Bei dem verheerenden Großbrand im Londoner Grenfell Tower sind nach derzeitigem Stand 79 Menschen ums Leben gekommen. Die Ursache der Katastrophe ist bislang nicht geklärt. Als eine realistische Möglichkeit wird eingeschätzt, dass Fehler im Brandschutz und unzureichende öffentliche Überwachung der Brandsicherheit dafür maßgeblich waren. So soll bei einer Renovierung vor einigen Jahren eine verbotene brennbare Gebäudeverkleidung angebracht worden sein, durch die die schnelle Ausbreitung des Feuers über die Stockwerke begünstigt wurde. Das würde den Brand in den Zusammenhang ähnlicher Brände u.a. in Frankreich und Australien stellen, wo ebenfalls nicht sichere Dämmverkleidungen zur Brandausbreitung an Hochhäusern beigetragen hatten. Auch soll es in der Vergangenheit bereits mehrfach Hinweise auf unzureichenden Brandschutz gegeben haben und die Fluchtwege unzureichend gewesen sein.

Der Vorfall von London drängt die Frage auf, ob und in welchem Umfang akute Brandrisiken im Geschoßwohnbau auch in Bremen und Bremerhaven bestehen, die präventiv abgestellt werden müssen. Der Berliner Landesbranddirektor Wilfried Gräfling wies z.B. darauf hin, dass in Deutschland brennbares Dämmmaterial zwar bei Gebäudehöhen von über 22 m verboten ist, bei Gebäuden unter 22 m jedoch erlaubt. Auch kann keineswegs davon ausgegangen werden, dass bei Schrottimmobilien oder spekulativen Objekten alle Bestimmungen immer eingehalten werden. Es geht auch nicht nur um Dämmung und Fassadenverkleidung oder um fehlende oder verbaute Fluchtwege. Brandgefahren können ebenso in unsachgemäßer Gebäudeelektronik und Leitungen liegen. Brandrisiken können z.B. auch darüber entstehen, dass Bewohner*innen auf Heizgeräte zurückgreifen, weil die Heizung im Gebäude abgestellt ist oder nicht funktioniert, oder dass Müll unsachgemäß gelagert wird, weil die Hausverwaltung sich nicht darum kümmert.

Die Bevölkerung kann mit Recht erwarten, dass eine entsprechende Risikoüberprüfung in Bremen und Bremerhaven vorgenommen wird, um mögliche Gefahren zu erkennen und abzustellen.

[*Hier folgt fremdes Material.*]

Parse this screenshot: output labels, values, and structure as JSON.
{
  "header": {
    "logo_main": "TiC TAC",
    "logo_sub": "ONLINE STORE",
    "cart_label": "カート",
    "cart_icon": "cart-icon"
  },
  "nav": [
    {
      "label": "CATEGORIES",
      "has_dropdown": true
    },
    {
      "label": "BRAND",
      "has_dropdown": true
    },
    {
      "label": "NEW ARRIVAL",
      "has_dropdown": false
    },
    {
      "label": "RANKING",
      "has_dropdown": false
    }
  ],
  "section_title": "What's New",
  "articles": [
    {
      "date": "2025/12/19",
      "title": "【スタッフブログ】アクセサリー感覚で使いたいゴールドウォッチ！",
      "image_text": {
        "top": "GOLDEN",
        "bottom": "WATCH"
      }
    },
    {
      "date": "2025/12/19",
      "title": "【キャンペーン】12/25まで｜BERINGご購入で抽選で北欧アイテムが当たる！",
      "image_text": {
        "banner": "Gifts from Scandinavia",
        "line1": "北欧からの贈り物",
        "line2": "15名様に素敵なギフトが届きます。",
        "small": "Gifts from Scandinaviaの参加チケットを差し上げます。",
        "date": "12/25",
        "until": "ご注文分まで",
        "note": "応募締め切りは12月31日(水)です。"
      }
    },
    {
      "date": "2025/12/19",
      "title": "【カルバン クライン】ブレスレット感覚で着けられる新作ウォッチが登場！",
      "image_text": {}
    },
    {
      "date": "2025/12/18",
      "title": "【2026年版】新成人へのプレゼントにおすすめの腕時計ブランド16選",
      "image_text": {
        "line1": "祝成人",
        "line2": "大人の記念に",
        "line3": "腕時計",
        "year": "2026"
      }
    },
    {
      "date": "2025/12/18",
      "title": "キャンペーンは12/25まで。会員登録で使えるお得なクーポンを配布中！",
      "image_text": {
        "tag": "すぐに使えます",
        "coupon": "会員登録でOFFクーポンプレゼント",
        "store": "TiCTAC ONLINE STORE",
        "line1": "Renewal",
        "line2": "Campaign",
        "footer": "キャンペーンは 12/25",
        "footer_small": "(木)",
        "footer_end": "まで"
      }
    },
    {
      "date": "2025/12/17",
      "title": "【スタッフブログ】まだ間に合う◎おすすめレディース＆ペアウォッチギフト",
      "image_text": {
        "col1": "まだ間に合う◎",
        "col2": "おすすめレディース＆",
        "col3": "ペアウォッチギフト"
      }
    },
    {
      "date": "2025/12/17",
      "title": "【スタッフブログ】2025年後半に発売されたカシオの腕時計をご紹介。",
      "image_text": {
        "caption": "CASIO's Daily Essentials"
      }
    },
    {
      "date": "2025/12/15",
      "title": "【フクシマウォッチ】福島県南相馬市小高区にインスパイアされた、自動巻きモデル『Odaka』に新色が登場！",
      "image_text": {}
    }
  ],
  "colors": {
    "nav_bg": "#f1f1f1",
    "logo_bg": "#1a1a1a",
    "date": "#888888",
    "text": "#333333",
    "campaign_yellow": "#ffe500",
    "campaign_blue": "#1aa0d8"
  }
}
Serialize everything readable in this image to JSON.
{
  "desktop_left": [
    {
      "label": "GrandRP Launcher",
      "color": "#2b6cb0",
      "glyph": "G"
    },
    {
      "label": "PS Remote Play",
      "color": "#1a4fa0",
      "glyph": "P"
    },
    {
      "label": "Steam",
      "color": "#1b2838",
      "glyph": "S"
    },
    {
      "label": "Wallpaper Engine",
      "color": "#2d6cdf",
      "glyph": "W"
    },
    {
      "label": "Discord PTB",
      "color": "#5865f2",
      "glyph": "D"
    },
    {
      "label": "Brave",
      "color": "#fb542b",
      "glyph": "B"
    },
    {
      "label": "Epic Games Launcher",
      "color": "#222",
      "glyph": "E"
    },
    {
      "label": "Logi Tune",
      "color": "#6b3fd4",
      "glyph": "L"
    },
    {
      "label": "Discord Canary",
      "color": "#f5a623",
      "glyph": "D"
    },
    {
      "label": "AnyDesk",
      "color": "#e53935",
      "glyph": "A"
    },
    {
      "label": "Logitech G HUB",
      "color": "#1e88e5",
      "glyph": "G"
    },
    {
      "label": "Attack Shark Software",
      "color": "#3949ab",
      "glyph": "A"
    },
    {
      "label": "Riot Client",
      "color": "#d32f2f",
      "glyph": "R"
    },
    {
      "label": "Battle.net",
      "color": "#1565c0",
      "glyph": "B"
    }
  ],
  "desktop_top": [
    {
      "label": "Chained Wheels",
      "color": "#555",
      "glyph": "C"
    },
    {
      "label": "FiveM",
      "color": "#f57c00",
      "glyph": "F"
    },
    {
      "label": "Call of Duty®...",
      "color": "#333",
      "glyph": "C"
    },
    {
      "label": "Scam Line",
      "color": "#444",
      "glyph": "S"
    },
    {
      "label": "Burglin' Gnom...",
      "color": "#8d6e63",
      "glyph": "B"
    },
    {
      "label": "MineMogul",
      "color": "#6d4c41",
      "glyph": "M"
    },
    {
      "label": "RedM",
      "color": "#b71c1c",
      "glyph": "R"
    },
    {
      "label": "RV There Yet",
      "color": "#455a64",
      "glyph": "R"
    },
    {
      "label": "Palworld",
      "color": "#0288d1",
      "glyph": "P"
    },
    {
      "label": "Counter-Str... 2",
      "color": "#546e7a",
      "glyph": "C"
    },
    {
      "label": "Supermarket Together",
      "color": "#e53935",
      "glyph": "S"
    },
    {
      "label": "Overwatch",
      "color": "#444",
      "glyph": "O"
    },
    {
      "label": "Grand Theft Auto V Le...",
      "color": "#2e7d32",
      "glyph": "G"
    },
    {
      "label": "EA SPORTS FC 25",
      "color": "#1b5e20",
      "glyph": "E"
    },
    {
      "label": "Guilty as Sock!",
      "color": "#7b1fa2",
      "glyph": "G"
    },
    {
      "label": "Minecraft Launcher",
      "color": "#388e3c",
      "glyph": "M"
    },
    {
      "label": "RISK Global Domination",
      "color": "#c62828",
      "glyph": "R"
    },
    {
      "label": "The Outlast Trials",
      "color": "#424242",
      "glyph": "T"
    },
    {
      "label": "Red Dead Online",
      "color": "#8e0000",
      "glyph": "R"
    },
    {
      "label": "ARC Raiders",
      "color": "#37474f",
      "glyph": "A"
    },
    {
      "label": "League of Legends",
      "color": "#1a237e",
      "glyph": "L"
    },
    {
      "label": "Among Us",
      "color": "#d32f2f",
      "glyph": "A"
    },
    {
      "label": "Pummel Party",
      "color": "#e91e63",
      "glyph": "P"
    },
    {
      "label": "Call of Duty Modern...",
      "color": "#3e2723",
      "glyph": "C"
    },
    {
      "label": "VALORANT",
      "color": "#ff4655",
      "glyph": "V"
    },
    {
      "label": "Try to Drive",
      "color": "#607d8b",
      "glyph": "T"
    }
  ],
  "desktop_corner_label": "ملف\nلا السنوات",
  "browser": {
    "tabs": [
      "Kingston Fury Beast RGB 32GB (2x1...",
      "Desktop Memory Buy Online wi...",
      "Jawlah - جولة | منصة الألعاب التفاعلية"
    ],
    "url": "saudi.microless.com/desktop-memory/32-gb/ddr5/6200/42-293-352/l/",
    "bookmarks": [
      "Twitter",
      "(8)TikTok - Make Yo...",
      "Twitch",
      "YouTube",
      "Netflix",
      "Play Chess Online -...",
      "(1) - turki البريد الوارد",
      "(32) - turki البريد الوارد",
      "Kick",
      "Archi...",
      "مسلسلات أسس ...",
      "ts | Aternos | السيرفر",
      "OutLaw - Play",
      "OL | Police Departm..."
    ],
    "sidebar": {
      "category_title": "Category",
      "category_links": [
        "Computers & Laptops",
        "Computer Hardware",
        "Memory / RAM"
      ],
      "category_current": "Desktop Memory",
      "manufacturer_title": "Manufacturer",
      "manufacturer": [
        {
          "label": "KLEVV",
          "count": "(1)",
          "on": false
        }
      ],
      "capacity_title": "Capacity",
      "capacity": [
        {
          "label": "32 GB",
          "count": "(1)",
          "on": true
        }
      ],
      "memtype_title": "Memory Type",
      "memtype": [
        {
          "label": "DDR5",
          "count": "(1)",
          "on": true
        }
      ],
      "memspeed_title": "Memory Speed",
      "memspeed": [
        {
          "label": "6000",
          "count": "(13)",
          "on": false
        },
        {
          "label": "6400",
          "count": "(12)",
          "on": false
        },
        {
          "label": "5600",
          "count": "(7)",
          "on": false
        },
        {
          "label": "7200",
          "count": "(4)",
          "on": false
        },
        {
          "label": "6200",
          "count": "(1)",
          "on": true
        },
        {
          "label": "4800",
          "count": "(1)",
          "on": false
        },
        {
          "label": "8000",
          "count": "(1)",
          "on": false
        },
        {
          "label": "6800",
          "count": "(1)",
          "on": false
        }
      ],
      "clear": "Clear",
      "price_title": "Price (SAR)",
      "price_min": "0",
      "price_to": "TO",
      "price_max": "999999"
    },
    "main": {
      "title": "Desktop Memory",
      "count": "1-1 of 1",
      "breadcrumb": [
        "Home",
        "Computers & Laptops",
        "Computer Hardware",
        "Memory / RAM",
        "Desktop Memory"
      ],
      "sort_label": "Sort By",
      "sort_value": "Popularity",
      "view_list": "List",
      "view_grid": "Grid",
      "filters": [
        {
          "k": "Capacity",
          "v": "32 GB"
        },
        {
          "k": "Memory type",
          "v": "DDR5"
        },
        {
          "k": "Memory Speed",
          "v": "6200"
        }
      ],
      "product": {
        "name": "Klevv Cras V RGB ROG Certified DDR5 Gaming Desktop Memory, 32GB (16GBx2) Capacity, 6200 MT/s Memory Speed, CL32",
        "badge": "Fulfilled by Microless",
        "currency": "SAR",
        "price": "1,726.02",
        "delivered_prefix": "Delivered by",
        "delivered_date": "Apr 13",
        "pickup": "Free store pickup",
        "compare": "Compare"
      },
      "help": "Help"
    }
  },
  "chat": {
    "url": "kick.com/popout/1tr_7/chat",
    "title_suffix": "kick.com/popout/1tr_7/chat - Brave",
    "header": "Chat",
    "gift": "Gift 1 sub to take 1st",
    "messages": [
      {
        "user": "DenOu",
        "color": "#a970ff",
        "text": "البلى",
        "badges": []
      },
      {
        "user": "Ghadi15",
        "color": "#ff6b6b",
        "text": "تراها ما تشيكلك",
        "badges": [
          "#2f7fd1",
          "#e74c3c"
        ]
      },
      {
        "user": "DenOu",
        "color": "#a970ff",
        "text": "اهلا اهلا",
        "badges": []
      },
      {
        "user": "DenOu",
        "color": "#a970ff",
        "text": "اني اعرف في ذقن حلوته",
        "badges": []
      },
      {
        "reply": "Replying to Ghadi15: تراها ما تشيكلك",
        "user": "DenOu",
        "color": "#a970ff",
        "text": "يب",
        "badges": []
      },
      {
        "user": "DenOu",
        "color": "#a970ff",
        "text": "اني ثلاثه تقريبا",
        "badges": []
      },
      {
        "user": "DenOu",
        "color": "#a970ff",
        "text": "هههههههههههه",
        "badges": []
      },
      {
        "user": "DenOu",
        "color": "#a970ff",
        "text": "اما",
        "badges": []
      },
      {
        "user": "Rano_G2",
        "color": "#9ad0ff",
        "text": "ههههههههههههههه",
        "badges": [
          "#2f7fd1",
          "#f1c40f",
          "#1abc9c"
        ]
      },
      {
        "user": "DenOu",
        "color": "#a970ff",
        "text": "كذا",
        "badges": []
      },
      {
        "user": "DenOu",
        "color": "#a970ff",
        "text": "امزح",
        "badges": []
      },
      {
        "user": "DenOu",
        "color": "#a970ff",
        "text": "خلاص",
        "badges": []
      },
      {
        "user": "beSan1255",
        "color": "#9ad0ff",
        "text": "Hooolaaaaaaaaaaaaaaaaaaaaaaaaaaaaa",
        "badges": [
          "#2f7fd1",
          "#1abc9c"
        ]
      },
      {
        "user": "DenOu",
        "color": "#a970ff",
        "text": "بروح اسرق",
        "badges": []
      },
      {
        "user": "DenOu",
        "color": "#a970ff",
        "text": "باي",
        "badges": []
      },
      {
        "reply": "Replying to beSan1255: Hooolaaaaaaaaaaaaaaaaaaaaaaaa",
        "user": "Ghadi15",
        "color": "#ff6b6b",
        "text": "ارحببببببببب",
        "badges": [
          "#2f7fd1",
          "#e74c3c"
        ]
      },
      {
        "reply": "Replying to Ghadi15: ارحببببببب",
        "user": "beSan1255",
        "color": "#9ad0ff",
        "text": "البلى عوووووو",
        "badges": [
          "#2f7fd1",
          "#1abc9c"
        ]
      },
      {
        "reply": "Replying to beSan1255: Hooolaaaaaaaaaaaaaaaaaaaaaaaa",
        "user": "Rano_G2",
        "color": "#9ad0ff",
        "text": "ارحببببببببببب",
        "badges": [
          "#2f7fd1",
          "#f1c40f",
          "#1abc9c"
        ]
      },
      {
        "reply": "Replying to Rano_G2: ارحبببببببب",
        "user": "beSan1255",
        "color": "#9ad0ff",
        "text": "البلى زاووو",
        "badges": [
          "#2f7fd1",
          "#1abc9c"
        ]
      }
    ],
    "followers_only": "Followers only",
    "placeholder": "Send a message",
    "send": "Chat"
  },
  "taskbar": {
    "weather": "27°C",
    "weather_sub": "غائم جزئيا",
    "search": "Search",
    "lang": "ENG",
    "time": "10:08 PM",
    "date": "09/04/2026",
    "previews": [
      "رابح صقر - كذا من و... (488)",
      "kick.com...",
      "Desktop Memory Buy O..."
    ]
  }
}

Die Bürgerschaft (Landtag) möge beschließen:

1. Die Bürgerschaft (Landtag) fordert den Senat auf, unverzüglich eine Sonderkommission Brandschutz einzusetzen. Die SoKo soll einerseits nach dem Vorbild der SoKo Mindestlohn sich einen Überblick über Risikolagen verschaffen und auf Grundlage einer Risikoeinschätzung für einzelne Objekte im Mehrgeschoßbau Unterlagen überprüfen, Vorortkontrollen durchführen und ggf. Empfehlungen für Veränderungsauflagen und/oder Sanktionen aussprechen. Andererseits soll die SoKo einschätzen, ob die derzeitigen öffentlichen Auflagen zu Brandschutzrisiken, z.B. zur Verwendung brennbarer Materialien oder zur Überprüfung von Kabelbrandrisiken, ausreichend sind und ggf. verstärkt werden sollten.
2. Die Bürgerschaft (Landtag) fordert den Senat auf, der Bürgerschaft bis zum Jahresende einen ersten Bericht zur Arbeit der Sonderkommission vorzulegen.